For more information, see Test Lab Guide Mini-Module: Basic PKI for Windows Server 2012.

- Windows Firewall must be enabled on all profiles.
  • Computers that are running the following operating systems are supported as DirectAccess clients. Note that only Windows operating systems support Direct Access.
    • Windows Server 2016
    • Windows 10® Enterprise
    • Windows Server® 2012 R2
    • Windows 8.1 Enterprise
    • Windows Server® 2012
    • Windows 8 Enterprise
    • Windows Server® 2008 R2
    • Windows 7 Ultimate
    • Windows 7 Enterprise

- Force tunnel configuration is not supported with KerbProxy authentication.

- Changing policies by using a feature other than the DirectAccess management console or Windows PowerShell cmdlets is not supported.

- Separating NAT64/DNS64 and IPHTTPS server roles on another server is not supported.
Deploy Remote Access in a Cluster - Default load balancing is through the Network Load Balancing (NLB) feature in Windows Server.

- External load balancers are supported.

- Unicast mode is the default and recommended mode for NLB.

- Changing policies by using a feature other than the DirectAccess management console or Windows PowerShell cmdlets is not supported.

- When NLB or an external load balancer is used, the IPHTTPS prefix must remain /59.

- Load balanced nodes must be in the same IPv4 subnet.

- In external load balancer deployments, if remote management is needed, DirectAccess clients cannot use Teredo. Only IPHTTPS can be used for end-to-end communication.

- All known hotfixes for Network Load Balancing external load balancing must be installed.
Deploy Multiple Remote Access Servers in a Multisite Deployment - For a multisite configuration, now or in the future, first follow the guidance in Deploy a Single DirectAccess Server with Advanced Settings.

- Clients running Windows 7 always connect to a specific site. They cannot connect to the closest site based on the location of the client (unlike clients running Windows 8.1 and Windows 8).

- Changing policies by using a feature other than the DirectAccess management console or Windows PowerShell cmdlets is not supported.

- A public key infrastructure must be deployed.
For more information, see Test Lab Guide Mini-Module: Basic PKI for Windows Server 2012.
Deploy Remote Access with OTP Authentication - Before you deploy a one-time password authentication, follow the guidance in Deploy a single Remote Access server with advanced settings .

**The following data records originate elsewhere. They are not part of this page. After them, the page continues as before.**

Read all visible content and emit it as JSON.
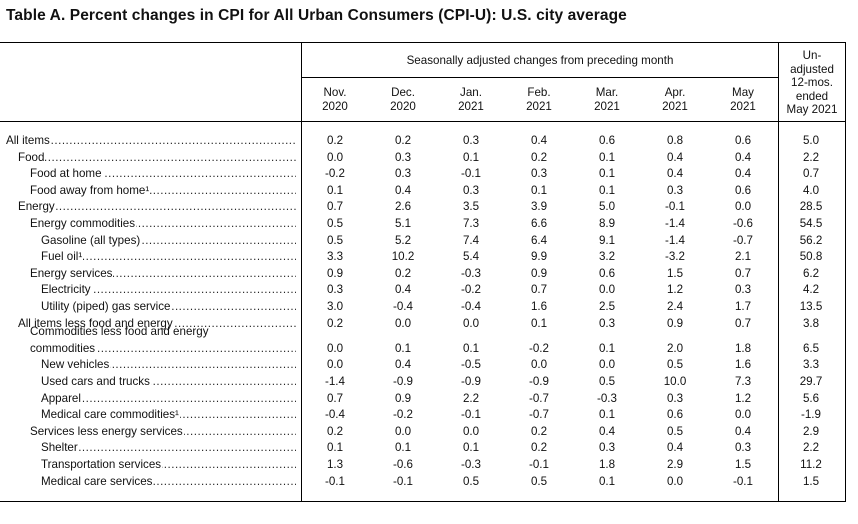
{
  "title": "Table A. Percent changes in CPI for All Urban Consumers (CPI-U): U.S. city average",
  "header": {
    "seasonal_group": "Seasonally adjusted changes from preceding month",
    "columns": [
      {
        "l1": "Nov.",
        "l2": "2020"
      },
      {
        "l1": "Dec.",
        "l2": "2020"
      },
      {
        "l1": "Jan.",
        "l2": "2021"
      },
      {
        "l1": "Feb.",
        "l2": "2021"
      },
      {
        "l1": "Mar.",
        "l2": "2021"
      },
      {
        "l1": "Apr.",
        "l2": "2021"
      },
      {
        "l1": "May",
        "l2": "2021"
      }
    ],
    "unadjusted": [
      "Un-",
      "adjusted",
      "12-mos.",
      "ended",
      "May 2021"
    ]
  },
  "rows": [
    {
      "label": "All items",
      "indent": 0,
      "values": [
        "0.2",
        "0.2",
        "0.3",
        "0.4",
        "0.6",
        "0.8",
        "0.6",
        "5.0"
      ]
    },
    {
      "label": "Food",
      "indent": 1,
      "values": [
        "0.0",
        "0.3",
        "0.1",
        "0.2",
        "0.1",
        "0.4",
        "0.4",
        "2.2"
      ]
    },
    {
      "label": "Food at home",
      "indent": 2,
      "values": [
        "-0.2",
        "0.3",
        "-0.1",
        "0.3",
        "0.1",
        "0.4",
        "0.4",
        "0.7"
      ]
    },
    {
      "label": "Food away from home¹",
      "indent": 2,
      "values": [
        "0.1",
        "0.4",
        "0.3",
        "0.1",
        "0.1",
        "0.3",
        "0.6",
        "4.0"
      ]
    },
    {
      "label": "Energy",
      "indent": 1,
      "values": [
        "0.7",
        "2.6",
        "3.5",
        "3.9",
        "5.0",
        "-0.1",
        "0.0",
        "28.5"
      ]
    },
    {
      "label": "Energy commodities",
      "indent": 2,
      "values": [
        "0.5",
        "5.1",
        "7.3",
        "6.6",
        "8.9",
        "-1.4",
        "-0.6",
        "54.5"
      ]
    },
    {
      "label": "Gasoline (all types)",
      "indent": 3,
      "values": [
        "0.5",
        "5.2",
        "7.4",
        "6.4",
        "9.1",
        "-1.4",
        "-0.7",
        "56.2"
      ]
    },
    {
      "label": "Fuel oil¹",
      "indent": 3,
      "values": [
        "3.3",
        "10.2",
        "5.4",
        "9.9",
        "3.2",
        "-3.2",
        "2.1",
        "50.8"
      ]
    },
    {
      "label": "Energy services",
      "indent": 2,
      "values": [
        "0.9",
        "0.2",
        "-0.3",
        "0.9",
        "0.6",
        "1.5",
        "0.7",
        "6.2"
      ]
    },
    {
      "label": "Electricity",
      "indent": 3,
      "values": [
        "0.3",
        "0.4",
        "-0.2",
        "0.7",
        "0.0",
        "1.2",
        "0.3",
        "4.2"
      ]
    },
    {
      "label": "Utility (piped) gas service",
      "indent": 3,
      "values": [
        "3.0",
        "-0.4",
        "-0.4",
        "1.6",
        "2.5",
        "2.4",
        "1.7",
        "13.5"
      ]
    },
    {
      "label": "All items less food and energy",
      "indent": 1,
      "values": [
        "0.2",
        "0.0",
        "0.0",
        "0.1",
        "0.3",
        "0.9",
        "0.7",
        "3.8"
      ]
    },
    {
      "label_top": "Commodities less food and energy",
      "label": "commodities",
      "indent": 2,
      "values": [
        "0.0",
        "0.1",
        "0.1",
        "-0.2",
        "0.1",
        "2.0",
        "1.8",
        "6.5"
      ]
    },
    {
      "label": "New vehicles",
      "indent": 3,
      "values": [
        "0.0",
        "0.4",
        "-0.5",
        "0.0",
        "0.0",
        "0.5",
        "1.6",
        "3.3"
      ]
    },
    {
      "label": "Used cars and trucks",
      "indent": 3,
      "values": [
        "-1.4",
        "-0.9",
        "-0.9",
        "-0.9",
        "0.5",
        "10.0",
        "7.3",
        "29.7"
      ]
    },
    {
      "label": "Apparel",
      "indent": 3,
      "values": [
        "0.7",
        "0.9",
        "2.2",
        "-0.7",
        "-0.3",
        "0.3",
        "1.2",
        "5.6"
      ]
    },
    {
      "label": "Medical care commodities¹",
      "indent": 3,
      "values": [
        "-0.4",
        "-0.2",
        "-0.1",
        "-0.7",
        "0.1",
        "0.6",
        "0.0",
        "-1.9"
      ]
    },
    {
      "label": "Services less energy services",
      "indent": 2,
      "values": [
        "0.2",
        "0.0",
        "0.0",
        "0.2",
        "0.4",
        "0.5",
        "0.4",
        "2.9"
      ]
    },
    {
      "label": "Shelter",
      "indent": 3,
      "values": [
        "0.1",
        "0.1",
        "0.1",
        "0.2",
        "0.3",
        "0.4",
        "0.3",
        "2.2"
      ]
    },
    {
      "label": "Transportation services",
      "indent": 3,
      "values": [
        "1.3",
        "-0.6",
        "-0.3",
        "-0.1",
        "1.8",
        "2.9",
        "1.5",
        "11.2"
      ]
    },
    {
      "label": "Medical care services",
      "indent": 3,
      "values": [
        "-0.1",
        "-0.1",
        "0.5",
        "0.5",
        "0.1",
        "0.0",
        "-0.1",
        "1.5"
      ]
    }
  ]
}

- Clients running Windows 7 Enterprise and Windows 7 Ultimate need to use DCA 2.0 to support one-time password authentication.

- One-time password authentication does not support a PIN change.

- A public key infrastructure must be deployed.
For more information, see Test Lab Guide Mini-Module: Basic PKI for Windows Server 2012.

- Changing policies by using a feature other than the DirectAccess management console or Windows PowerShell cmdlets is not supported.
Deploy Remote Access in a Multi-Forest Environment - Two-way trust is required.
Manage DirectAccess Clients Remotely - Windows Firewall must be enabled on all profiles.
  • Computers that are running the following operating systems are supported as DirectAccess clients. Note that only Windows operating systems support Direct Access.
    • Windows Server 2016
    • Windows 10® Enterprise
    • Windows Server® 2012 R2
    • Windows 8.1 Enterprise
    • Windows Server® 2012
    • Windows 8 Enterprise
    • Windows Server® 2008 R2
    • Windows 7 Ultimate
    • Windows 7 Enterprise
- Changing policies by using a feature other than the DirectAccess management console or Windows PowerShell cmdlets is not supported.
Migrate from Forefront UAG SP1 DirectAccess to Windows Server 2012 - If NAP is used in Forefront Unified Access Gateway, NAP requires a separate Network Policy Server.
NAP was deprecated in Windows Server 2012 R2. This means that NAP may not be supported in future versions of Windows. New deployments with NAP are not recommended.